Não poderia ser outro o resultado. O Maranhão que, em 1982 produziu
3.584 gramas diárias per capita num área recorde de alimentos (arroz,
feijão, mandioca e milho), em 1998 chegou ao fundo do poço, produzindo
apenas 678 gramas diárias por pessoa. Em 2001 o Maranhão era recordista
negativo em todos os indicadores sociais e econômicos.
Em abril
de 2002, assumiu um governo alinhado à família dominante, mas que com
ela romperia em 2004. Uma das providencias daquele novo governo foi
acabar com as Gerências, resgatando as secretarias, dentre elas a de
Agricultura. O estado voltou a prestar assistência técnica aos
agricultores familiares, o que não podia fazer antes porque não tinha
gente qualificada nos seus quadros. Tanto que em 1999 o Maranhão teve a
menor captação de Pronaf. Em 2006, livre daquele grupo poderoso, chegou a
ter a segunda maior captação de Pronaf no Nordeste. A produção de
alimentos voltou a deslanchar.
As oposições ao grupo que domina o
estado há quase cinquenta anos, finalmente conseguiram coesão e
elegeram, em 2006, o governador que deu continuidade àquele breve
período de progressos no estado até ser apeado em 2009. Aqueles que
haviam deixado o estado com os piores indicadores em 2001, voltaram ao
poder em abril daquele ano.
Ato contínuo, o Maranhão entrou em
regressão. O PIB per capita, que crescera bastante entre 2003 e 2008,
entrou em declínio. Com efeito, entre 2002 e 2008 o PIB per capita
maranhense cresceu a uma taxa media anual de 21,2%. Tomando como
referencia o ano de 2008, último do governo apeado por decisão jurídica,
comparando com os resultados de 2010, o crescimento médio do PIB per
capita neste interstício foi de apenas 6,2% ao ano. Voltou a ser o menor
do Brasil em 2010 (R$ 6.888,60). Valor que equivalia a apenas 1,1
salário mínimo daquele ano, a 35% da média brasileira e a 72% da média
do Nordeste, a menor do Brasil. Em termos de poder de compra, o PIB per
capita maranhense de 2010 praticamente estagnou em valores de 2008.

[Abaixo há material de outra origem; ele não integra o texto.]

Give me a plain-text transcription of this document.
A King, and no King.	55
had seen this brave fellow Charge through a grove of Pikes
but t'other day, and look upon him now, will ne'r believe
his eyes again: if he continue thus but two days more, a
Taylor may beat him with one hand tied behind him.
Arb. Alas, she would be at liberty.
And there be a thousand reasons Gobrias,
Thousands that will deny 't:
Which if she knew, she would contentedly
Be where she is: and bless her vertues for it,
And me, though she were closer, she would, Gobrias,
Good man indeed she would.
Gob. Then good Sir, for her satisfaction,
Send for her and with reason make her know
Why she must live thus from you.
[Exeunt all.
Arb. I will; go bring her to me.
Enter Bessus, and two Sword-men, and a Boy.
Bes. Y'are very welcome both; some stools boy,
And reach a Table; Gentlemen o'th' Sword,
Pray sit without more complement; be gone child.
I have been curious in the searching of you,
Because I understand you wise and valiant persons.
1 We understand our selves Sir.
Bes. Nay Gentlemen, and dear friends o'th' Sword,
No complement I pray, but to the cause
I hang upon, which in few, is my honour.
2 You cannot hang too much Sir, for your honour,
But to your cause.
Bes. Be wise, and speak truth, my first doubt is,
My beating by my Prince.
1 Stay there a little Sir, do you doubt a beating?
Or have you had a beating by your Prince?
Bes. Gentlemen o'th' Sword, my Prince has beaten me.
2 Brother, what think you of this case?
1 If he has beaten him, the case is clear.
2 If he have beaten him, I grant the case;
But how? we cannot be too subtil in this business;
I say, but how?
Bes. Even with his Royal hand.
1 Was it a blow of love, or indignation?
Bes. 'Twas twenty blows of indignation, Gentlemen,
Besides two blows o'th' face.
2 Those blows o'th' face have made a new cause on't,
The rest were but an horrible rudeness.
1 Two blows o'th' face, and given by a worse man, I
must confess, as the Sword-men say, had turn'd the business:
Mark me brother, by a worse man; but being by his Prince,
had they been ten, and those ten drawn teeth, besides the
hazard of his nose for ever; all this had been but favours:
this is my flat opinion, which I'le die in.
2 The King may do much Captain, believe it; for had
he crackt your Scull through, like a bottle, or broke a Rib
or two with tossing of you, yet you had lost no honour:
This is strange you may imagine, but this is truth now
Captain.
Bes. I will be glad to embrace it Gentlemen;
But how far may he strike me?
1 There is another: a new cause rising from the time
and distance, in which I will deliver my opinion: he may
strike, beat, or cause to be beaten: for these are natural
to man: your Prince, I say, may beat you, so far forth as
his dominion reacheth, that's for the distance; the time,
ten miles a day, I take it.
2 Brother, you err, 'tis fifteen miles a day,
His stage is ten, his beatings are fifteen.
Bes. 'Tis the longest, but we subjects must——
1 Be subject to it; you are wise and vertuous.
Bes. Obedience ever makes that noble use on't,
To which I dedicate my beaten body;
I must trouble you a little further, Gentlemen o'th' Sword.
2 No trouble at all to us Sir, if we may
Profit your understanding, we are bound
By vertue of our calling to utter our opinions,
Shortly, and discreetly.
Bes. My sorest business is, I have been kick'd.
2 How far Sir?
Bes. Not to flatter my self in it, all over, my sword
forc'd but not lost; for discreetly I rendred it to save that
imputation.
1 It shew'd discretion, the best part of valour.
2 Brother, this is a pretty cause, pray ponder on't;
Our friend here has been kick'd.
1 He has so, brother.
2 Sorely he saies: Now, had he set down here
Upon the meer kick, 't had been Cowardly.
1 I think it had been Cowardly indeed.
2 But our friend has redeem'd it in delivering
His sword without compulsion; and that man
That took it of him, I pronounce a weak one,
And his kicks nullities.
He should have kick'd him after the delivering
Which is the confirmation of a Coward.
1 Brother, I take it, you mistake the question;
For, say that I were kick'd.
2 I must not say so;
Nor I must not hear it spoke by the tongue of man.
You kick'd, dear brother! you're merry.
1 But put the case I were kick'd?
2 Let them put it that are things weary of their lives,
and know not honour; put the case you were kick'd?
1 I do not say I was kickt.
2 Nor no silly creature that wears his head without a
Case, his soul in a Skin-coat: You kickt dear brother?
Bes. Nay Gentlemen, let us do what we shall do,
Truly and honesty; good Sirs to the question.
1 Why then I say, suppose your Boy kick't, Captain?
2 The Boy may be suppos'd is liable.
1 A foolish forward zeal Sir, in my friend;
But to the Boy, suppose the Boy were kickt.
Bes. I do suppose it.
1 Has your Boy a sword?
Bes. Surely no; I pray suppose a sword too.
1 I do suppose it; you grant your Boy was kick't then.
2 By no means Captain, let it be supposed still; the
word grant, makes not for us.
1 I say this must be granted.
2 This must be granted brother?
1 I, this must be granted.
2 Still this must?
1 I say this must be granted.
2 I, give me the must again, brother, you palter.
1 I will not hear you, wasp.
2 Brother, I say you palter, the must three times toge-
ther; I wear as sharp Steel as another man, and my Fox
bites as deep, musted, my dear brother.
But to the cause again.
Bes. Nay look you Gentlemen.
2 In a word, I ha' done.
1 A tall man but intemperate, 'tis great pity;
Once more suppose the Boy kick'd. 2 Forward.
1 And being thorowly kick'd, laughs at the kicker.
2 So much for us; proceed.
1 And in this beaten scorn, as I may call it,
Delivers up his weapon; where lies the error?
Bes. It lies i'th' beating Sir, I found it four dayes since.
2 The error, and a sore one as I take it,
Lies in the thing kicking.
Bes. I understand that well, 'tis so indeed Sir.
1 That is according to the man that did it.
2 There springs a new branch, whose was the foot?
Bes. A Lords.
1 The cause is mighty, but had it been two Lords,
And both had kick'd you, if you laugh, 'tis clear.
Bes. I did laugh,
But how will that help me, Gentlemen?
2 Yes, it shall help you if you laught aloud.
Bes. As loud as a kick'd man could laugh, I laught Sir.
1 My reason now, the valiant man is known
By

Dos 217 municípios maranhenses, em apenas vinte e três (incluindo a
capital), o PIB médio é maior do que este valor. Nesses municípios vivem
1.710.286 pessoas (26%), para onde vão 56% das riquezas do estado. Nos
demais 194 municípios, onde sobrevivem 4.859.397 pessoas (74%), o PIB
por pessoa é menor do que a média estadual. Nesses lugares o valor do
PIB anual per capita é de apenas R$ 4.137,93 (sessenta por cento da
média estadual e 68% do salário mínimo). Nesses municípios que são os
mais agrícolas do estado, pois neles as populações rurais superam as
urbanas, a taxa de analfabetismo da população maior de quinze anos é de
25,6% e a escolaridade média é de apenas quatro anos (analfabetismo
funcional). Algo como 75% dessa população sobrevive em domicílios cuja
renda total de todos os seus membros está contida no intervalo de zero a
dois salários mínimos (0,3 salários mínimos por pessoa). Pobreza
absoluta.
Todos nós sabemos da influencia que o poderoso chefe do
clã maranhense exerce no governo federal nos últimos dez anos, ao ponto
de deter atualmente dois Ministérios sob sua influência. Isso, contudo,
não sensibilizou o presidente que ficou oito (8) anos no poder, nem a
que assumiu em 2010. O Maranhão continua sendo o “Patinho Feio” do País,
a despeito de ter proporcionado a maior votação proporcional para a
atual e para o Presidente anterior. Os brasileiros precisam conhecer o
Maranhão, um estado rico com população empobrecida, que é tratado como
capitania hereditária sob os olhares coniventes, complacentes e passivos
de quem governa o País. Até Quando?
*Professor associado na
Universidade Federal do Ceará. Autor do livro “Mapa da Exclusão Social
no Brasil: Radiografia de um País Assimetricamente Pobre”, já na
terceira edição.
Site: www.lemos.pro.br
E-mail: lemos@ufc.br.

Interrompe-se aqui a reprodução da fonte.